Chapter 45 : Pyrrhic

4.2K 611 170
                                    

'Mengagumi dari jauh adalah caraku untuk bahagia. Dan melihatnya dari dekat adalah bukti bahwa aku telah berusaha keras untuk menemuinya.'

*****

Arin tengah bersiap di depan cermin. Gadis itu menyisir rambutnya sebentar, kemudian mengoleskan liptint sewarna pink cherry pada bibirnya. Sore ini, sesuai dengan janji ia akan berkencan dengan Vi. Lekas Arin pun menoleh sewaktu ponsel di atas meja riasnya terdengar bergetar, menampilkan dua notifikasi pesan dari Vi.
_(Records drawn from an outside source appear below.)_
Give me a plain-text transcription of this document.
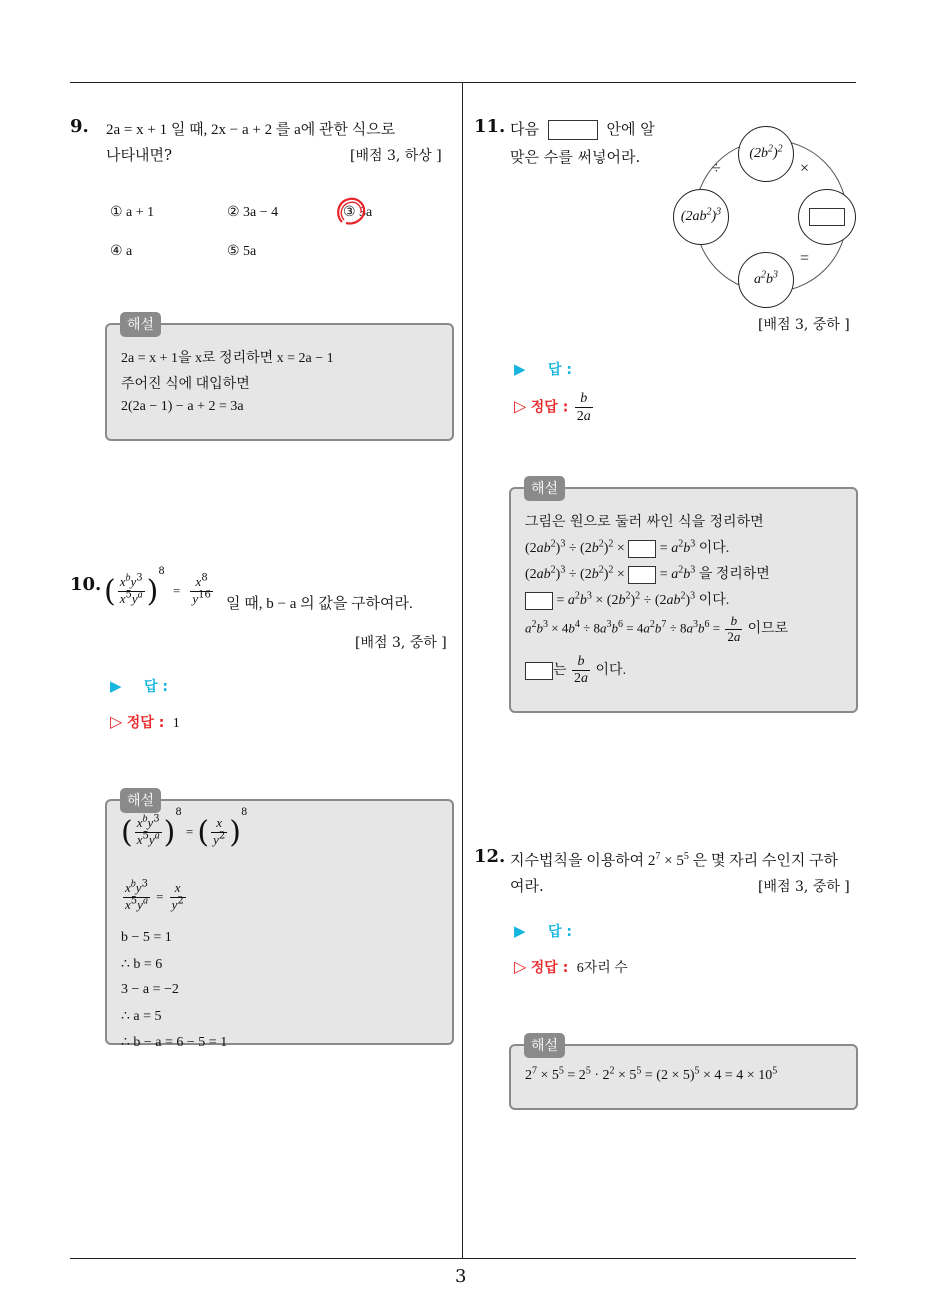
3
9. 2a = x + 1 일 때, 2x − a + 2 를 a에 관한 식으로
나타내면?	[배점 3, 하상 ]
① a + 1	② 3a − 4	③ 3a
④ a	⑤ 5a
2a = x + 1을 x로 정리하면 x = 2a − 1
주어진 식에 대입하면
2(2a − 1) − a + 2 = 3a
해설
10. ( $\frac{x^by^3}{x^5y^a} )^8 = \frac{x^8}{y^{16}}$ 일 때, b − a 의 값을 구하여라.
[배점 3, 중하 ]
▶ 답 :
▷ 정답 : 1
( $\frac{x^by^3}{x^5y^a} )^8$ = ( $\frac{x}{y^2} )^8$
$\frac{x^by^3}{x^5y^a} = \frac{x}{y^2}$
b − 5 = 1
∴ b = 6
3 − a = −2
∴ a = 5
∴ b − a = 6 − 5 = 1
해설
11. 다음	안에 알
맞은 수를 써넣어라.	$(2b^2)^2$
$(2ab^2)^3$
$a^2b^3$
÷	×
=
[배점 3, 중하 ]
▶ 답 :
▷ 정답 : $\frac{b}{2a}$
그림은 원으로 둘러 싸인 식을 정리하면
$(2ab^2)^3 \div (2b^2)^2$ ×  = $a^2b^3$ 이다.
$(2ab^2)^3 \div (2b^2)^2$ ×  = $a^2b^3$ 을 정리하면
= $a^2b^3 \times (2b^2)^2 \div (2ab^2)^3$ 이다.
$a^2b^3 \times 4b^4 \div 8a^3b^6 = 4a^2b^7 \div 8a^3b^6 = \frac{b}{2a}$ 이므로
는 $\frac{b}{2a}$ 이다.
해설
12. 지수법칙을 이용하여 $2^7 \times 5^5$ 은 몇 자리 수인지 구하
여라.	[배점 3, 중하 ]
▶ 답 :
▷ 정답 : 6자리 수
$2^7 \times 5^5 = 2^5 \cdot 2^2 \times 5^5 = (2 \times 5)^5 \times 4 = 4 \times 10^5$
해설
Tanpa menunggu lebih lama lagi Arin segera meraih ponselnya dan melihat isi persan tersebut.

|Kamu udah siap?
|Aku udah di depan.

Senyum di bibir Arin mengembang. Gadis itu cepat-cepat membereskan peralatan makeup-nya, kemudian melihat sekali lagi penampilannya di depan cermin. Dress putih selutut dipadukan dengan cardigan berwarna lilac, rambut panjang digerai, dan makeup tipis natural. Arin sudah siap sekarang. Gadis itu menyampirkan tas selempangnya, membalas pesan tersebut seraya berjalan menuju pintu.

Aku akan ke sana |
Tunggu sebentar|

Setelah pesan tersebut terkirim, tak lebih dari delapan menit akhirnya Arin keluar dari gedung apartement. Sekilas gadis itu melihat mobil Vi yang terparkir agak jauh dari tempatnya berdiri. Gerimis sepertinya baru saja turun membuat Arin harus berjalan dengan sedikit menunduk. Sementara kedua tangannya terangkat tinggi untuk menghalangi titik-titik air agar tidak membasahi wajahnya.

"Kenapa enggak bawa payung?"

Pertanyaan tersebut membuat langkah Arin terhenti. Gadis itu segera menurunkan tangannya setelah dirasa gerimis tidak lagi membasahinya, kemudian ia pun mendongak, melihat Vi yang sudah menatapnya lekat seraya menggenggam payung yang kini tengah menaungi keduanya.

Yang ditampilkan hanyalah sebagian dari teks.